Wydział Nauk o Zdrowiu, Akademia Humanistyczno-Ekonomiczna, Doktora Seweryna Sterlinga 26, 90-212 Łódź, Łódź, Polska
Zeszyty Naukowe CSK MSWiA w Warszawie 2022;1(2)
Introduction and objective: The goal of the article is to estimate the population of people suffering from hepatitis C in Poland in the years 2008–2013 as well as to analyze regional differences in the morbidity indicator. Material and methods: The database of the National Health Fund was used to create a set of hepatitis C patients based on ICD-10 codes. B17.1 - acute hepatitis C and B18.2 - chronic viral hepatitis C. It was assumed that patients with listed codes are people with indicated anti-HCV antibodies, not necessarily with specific viraemia. Based on the aforementioned ICD-10 codes and patient’s identifier, the number of sufferers (annual morbidity) was established along with territorial indicators. Regional incidence and morbidity indicators per 10,000 inhabitants of a given voivodeship were calculated based on demographic data for each year separately. Annual incidence was established as the number of patients which were not present in the data sets for the previous year. Due to a short period of analysis repeated infections were not analysed. Results: Results: In Poland most hepatitis C patients are aged 52–58 years. The voivodeship with the highest morbidity indicator per 10,000 inhabitants is the Dolnośląskie (4.28) and Mazowieckie (3.95).
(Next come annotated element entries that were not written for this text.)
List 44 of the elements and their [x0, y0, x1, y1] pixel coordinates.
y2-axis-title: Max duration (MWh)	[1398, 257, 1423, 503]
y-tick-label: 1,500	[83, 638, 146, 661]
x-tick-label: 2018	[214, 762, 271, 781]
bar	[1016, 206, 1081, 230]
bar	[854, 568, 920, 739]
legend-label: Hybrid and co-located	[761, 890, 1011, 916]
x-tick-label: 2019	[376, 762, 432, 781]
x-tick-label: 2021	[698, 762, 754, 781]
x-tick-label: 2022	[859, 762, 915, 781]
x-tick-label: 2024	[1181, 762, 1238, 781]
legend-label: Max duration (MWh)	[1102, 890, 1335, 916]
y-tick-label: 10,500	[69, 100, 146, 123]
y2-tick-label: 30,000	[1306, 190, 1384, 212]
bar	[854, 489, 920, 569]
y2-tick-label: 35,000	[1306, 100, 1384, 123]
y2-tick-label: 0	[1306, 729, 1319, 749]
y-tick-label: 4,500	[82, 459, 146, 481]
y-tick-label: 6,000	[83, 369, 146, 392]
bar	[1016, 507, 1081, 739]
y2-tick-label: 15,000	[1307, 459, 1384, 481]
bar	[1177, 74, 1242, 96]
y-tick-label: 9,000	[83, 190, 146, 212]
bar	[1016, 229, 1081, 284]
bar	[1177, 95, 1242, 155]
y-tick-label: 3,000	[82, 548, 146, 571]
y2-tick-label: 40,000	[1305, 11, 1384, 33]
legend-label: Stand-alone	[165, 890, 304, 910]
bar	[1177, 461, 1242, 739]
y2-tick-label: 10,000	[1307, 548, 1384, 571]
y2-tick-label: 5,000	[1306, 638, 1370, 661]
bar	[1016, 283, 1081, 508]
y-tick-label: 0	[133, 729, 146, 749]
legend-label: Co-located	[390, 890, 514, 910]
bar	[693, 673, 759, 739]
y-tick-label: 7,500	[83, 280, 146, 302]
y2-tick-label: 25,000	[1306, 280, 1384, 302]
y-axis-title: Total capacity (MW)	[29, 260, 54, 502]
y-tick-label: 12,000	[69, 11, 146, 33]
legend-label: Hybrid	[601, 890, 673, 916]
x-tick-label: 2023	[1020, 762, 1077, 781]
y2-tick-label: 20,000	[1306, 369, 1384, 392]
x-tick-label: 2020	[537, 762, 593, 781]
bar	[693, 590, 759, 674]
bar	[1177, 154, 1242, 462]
The lowest morbidity indicators per 10,000 inhabitants are present in Podkarpackie (1.19) and Wielkopolskie (1.75) voivodeships. The highest hepatitis C morbidity indicator is observed in Mazowieckie (15.22) and Kujawsko-Pomorskie (11.81) voivodeships. Conclusions: The number of Polish patients with established anti-HCV antibodies is relatively constant, and the number of new cases fluctuates at around 6% annually. There are clear differences in incidence and morbidity indicator values in Poland between various voivodeships, which additionally change over time.